J’attendais un texto d’elle pour hier soir, car je lui avais demandé de me prévenir des résultats de son test de grossesse. Je n’en ai eu aucun. Ce matin, elle m’a dit qu’elle avait hésité à me l’envoyer, mais son message était déjà prêt : “test positif, c’est la merde, j’ai peur, je ne sais pas quoi faire”.
Car ma collègue, toujours si volontaire, a pleuré ce matin au bureau, les traits tirés par le manque de sommeil. Elle ne veut pas d’enfant. C’est trop tôt, elle ne se sent absolument pas prête, elle ne voulait pas que ça arrive comme ça. Pourtant, elle ne sait pas comment ça s’est passé : pas de préservatif craqué, rien qui pourrait laisser penser à un accident de parcours.

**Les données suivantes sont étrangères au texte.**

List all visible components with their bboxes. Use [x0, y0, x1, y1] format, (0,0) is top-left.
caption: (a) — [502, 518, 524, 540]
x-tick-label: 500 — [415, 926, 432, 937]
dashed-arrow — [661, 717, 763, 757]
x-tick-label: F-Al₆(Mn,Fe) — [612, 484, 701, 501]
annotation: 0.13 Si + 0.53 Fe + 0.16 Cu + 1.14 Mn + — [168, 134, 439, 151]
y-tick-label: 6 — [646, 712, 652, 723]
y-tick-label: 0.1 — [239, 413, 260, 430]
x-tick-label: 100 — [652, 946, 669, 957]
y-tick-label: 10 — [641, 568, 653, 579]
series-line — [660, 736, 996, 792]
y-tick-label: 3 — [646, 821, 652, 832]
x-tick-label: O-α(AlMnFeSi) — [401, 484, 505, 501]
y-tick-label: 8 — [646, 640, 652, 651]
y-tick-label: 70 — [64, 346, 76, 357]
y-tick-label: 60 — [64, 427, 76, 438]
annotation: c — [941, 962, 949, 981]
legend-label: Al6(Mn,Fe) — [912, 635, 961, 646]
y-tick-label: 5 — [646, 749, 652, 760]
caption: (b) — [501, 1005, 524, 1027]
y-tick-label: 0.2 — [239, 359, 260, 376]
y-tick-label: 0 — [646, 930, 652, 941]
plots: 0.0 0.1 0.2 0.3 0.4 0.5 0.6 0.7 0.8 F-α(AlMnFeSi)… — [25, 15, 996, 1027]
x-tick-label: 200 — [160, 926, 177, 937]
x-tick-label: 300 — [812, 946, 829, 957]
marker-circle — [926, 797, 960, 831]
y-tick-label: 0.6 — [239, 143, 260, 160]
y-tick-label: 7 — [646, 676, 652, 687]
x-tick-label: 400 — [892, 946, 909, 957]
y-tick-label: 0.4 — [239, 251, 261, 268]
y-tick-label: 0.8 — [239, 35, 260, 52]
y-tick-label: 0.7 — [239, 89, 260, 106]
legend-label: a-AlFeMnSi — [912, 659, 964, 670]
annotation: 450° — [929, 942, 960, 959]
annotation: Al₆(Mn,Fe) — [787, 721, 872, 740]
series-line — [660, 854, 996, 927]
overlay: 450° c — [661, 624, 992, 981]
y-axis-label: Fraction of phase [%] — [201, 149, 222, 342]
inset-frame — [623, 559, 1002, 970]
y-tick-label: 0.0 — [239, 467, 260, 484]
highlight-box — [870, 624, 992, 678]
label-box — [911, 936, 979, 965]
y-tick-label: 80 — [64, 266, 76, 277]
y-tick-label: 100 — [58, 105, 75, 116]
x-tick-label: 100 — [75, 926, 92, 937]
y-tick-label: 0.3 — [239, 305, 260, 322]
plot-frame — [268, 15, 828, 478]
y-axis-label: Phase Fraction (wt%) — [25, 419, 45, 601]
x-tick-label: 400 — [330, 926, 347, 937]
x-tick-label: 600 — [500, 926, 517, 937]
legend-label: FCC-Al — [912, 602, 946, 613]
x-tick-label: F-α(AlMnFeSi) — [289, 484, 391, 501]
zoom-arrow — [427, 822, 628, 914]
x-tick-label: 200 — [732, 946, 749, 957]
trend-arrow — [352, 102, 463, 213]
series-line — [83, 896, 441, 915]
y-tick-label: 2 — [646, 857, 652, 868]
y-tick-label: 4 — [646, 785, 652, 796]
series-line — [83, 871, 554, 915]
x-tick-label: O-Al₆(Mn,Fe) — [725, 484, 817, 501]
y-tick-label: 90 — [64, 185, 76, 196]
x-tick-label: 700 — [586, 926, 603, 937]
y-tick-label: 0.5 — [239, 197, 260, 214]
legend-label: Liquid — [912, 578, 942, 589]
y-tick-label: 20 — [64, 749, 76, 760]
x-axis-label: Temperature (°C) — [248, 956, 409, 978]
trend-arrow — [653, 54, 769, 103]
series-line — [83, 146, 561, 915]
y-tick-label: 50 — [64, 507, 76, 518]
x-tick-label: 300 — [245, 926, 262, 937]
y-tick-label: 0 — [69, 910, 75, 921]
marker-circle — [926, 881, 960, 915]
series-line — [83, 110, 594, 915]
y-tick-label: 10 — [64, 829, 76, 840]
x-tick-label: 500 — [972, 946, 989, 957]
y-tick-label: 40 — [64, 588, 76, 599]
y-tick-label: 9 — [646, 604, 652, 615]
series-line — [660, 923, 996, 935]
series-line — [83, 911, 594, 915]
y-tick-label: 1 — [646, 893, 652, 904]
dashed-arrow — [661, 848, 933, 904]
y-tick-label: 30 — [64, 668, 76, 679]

Elle avait posé comme ultimatum pour ne pas tomber enceinte de pouvoir d’abord se marier avec son copain, chose qu’ils ont faite. Au pied du mur, cependant, elle ne sait pas quoi faire, et elle a peur. Peur ce ce qu’on lui a raconté, les horreurs d’accouchement de sa famille, de la vidéo d’un accouchement qu’elle a vue au collège et qui l’a traumatisée. Des choses qu’elle sait, et qu’elle aimerait que ça ne lui arrive pas. On a toutes entendu des récits horribles dans nos familles, mais ma collègue y est maintenant directement confrontée. Et puis, peur de l’enfant lui-même, un peu quand même, qui va prendre une place qu’elle ne désire pas.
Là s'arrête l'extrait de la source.